Qui sont les Gafam ? Google, Apple, Facebook, Amazon et Microsoft.
Google qui s’appuie sur les recherches en ligne et Facebook qui s’appuie sur son réseau social réalisent très majoritairement leur chiffre d’affaires dans la publicité personnalisée en ligne
Apple vend des smartphones et terminaux haut de gamme et détient deux tiers de la part de marché en valeur des magasins d’application.
Amazon acteur dominant du commerce en ligne est aussi le leader historique du cloud computing (AWS).
Microsoft a un portefeuille d’activités plus équilibré : le système d’exploitation Windows mais désormais aussi les services informatiques aux entreprises. Il est le deuxième acteur du cloud derrière Amazon.

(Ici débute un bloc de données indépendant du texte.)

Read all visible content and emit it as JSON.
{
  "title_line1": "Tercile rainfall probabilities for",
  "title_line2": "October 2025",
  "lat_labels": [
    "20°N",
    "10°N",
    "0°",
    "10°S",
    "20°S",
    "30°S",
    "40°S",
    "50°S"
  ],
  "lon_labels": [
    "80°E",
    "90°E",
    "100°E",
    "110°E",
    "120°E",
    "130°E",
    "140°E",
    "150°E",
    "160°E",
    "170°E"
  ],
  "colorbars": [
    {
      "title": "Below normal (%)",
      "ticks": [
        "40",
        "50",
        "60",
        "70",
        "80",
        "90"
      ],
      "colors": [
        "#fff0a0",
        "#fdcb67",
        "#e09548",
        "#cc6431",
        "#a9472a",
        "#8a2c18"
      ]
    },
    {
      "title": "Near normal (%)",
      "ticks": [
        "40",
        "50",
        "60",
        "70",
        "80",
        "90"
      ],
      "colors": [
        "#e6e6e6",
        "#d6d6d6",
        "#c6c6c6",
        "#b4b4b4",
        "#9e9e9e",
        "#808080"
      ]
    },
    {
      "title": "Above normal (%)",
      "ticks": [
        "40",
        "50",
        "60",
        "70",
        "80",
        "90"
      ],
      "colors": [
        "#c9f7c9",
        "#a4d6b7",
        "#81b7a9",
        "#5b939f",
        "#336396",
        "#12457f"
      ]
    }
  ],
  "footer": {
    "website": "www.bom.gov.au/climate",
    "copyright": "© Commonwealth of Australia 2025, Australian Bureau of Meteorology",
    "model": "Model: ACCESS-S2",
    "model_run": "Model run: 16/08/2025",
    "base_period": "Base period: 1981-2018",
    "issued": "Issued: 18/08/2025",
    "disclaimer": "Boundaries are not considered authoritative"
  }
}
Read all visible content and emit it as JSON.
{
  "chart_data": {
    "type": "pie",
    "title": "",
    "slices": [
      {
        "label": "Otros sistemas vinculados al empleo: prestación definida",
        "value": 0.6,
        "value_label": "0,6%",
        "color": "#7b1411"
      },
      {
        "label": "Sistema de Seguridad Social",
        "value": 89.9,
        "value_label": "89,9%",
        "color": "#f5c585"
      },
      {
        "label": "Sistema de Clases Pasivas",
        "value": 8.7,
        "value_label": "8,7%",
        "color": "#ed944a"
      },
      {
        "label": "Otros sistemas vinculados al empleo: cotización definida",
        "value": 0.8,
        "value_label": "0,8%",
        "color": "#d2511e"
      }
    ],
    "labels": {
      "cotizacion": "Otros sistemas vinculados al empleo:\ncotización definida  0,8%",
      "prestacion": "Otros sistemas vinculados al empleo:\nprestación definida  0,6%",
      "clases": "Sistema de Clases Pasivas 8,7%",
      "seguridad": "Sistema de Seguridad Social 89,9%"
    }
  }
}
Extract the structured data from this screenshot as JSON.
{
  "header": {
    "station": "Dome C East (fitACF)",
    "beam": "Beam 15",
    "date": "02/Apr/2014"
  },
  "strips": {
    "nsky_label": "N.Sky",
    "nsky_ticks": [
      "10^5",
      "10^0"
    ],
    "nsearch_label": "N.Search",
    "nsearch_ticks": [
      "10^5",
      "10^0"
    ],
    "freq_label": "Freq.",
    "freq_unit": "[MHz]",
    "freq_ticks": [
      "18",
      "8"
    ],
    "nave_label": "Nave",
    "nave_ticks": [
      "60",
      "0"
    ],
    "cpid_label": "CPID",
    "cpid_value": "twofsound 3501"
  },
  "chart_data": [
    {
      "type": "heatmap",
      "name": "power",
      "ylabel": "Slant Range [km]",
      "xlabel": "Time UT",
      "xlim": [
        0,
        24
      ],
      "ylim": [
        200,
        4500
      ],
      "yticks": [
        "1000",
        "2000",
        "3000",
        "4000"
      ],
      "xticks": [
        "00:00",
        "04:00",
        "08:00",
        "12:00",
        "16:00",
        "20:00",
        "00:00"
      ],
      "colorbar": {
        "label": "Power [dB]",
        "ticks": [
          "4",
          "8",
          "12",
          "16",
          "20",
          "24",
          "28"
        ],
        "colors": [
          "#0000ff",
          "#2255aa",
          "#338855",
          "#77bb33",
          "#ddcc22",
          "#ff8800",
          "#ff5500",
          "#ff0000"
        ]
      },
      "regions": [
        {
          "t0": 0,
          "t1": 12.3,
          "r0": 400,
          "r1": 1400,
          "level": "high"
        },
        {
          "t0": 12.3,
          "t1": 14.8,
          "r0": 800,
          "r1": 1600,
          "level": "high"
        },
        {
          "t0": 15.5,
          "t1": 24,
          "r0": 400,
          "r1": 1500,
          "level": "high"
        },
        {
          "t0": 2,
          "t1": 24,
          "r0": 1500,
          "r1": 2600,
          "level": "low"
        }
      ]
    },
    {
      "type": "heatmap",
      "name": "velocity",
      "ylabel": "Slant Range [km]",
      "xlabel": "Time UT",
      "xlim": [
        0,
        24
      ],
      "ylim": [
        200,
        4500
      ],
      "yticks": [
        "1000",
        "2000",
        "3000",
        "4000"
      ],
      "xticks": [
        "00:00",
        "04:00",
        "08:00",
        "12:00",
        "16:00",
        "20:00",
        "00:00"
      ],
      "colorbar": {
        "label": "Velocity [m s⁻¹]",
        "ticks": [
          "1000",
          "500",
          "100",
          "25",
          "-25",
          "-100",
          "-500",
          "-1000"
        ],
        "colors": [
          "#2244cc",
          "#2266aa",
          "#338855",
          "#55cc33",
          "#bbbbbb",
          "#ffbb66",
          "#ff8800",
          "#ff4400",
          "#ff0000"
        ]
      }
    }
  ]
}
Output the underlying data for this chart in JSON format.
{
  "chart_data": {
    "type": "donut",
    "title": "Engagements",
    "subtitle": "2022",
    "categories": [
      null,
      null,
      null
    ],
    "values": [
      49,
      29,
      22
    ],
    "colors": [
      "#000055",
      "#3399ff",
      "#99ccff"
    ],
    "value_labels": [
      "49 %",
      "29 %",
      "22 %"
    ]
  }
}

Le constat de l’existence de nouveaux empires économiques
Dans « Gafa reprenons le pouvoir ! », Joëlle Toledano, économiste et professeur émérite à la chaire gouvernance et régulation de Dauphine, dresse le constat de la naissance de « nouveaux empires économiques dont les dynamiques de déploiement nous ont échappé trop longtemps ».
« Eux, arrivent à s’extraire du droit commun, à verrouiller la concurrence, à définir leurs propres règles en s’appuyant sur l’efficacité des outils numériques et à (nous) les imposer, alors que notre organisation politique et institutionnelle s’est arrêtée au XX e siècle »
Comme Edward Snowden dans « Mémoires Vives », Joëlle Toledano semble exprimer la nostalgie de l’internet des origines, où le nombre de participants et de sites accessibles était très limité où l’objectif était de créer « une civilisation de l’esprit dans le cyberespace ».
Désormais, même les penseurs libéraux qui estimaient que les Etats ne devaient pas intervenir directement pour réglementer Internet, semblent s’être ravisés.

La naissance des géants
Joëlle Toledano décrit les processus de naissance et de croissance des géants du numérique, qui dans une première phase, semblent investir à perte avant de pouvoir augmenter leurs prix.
- Ainsi Uber a commencé par subventionner ses chauffeurs pour constituer une offre de chauffeurs suffisantes pour faire naître la demande des clients et être en mesure de les satisfaire afin qu’ils soient plus nombreux. C’est la notion d’ « externalités de réseaux indirectes ».
- Deezer ou Spotify ont, dans un premier temps, cherché à augmenter leurs utilisateurs gratuits, en cherchant, dans un deuxième temps, à monétiser l’audience et à empêcher l’audience acquise de changer de plateforme.
Joëlle Toledano rappelle qu’en économie, il faut pratiquer les tarifs les moins élevés du côté où la demande est la plus sensible aux prix : Google et Facebook font payer les publicitaires qui veulent avoir accès aux consommateurs, lesquels ne paient pas directement mais en livrant leurs données personnelles.
La consolidation des empires
De plateformes, les géants du numériques sont devenus des empires.
D’une part en raison du nombre considérable de données personnelles qu’ils possèdent.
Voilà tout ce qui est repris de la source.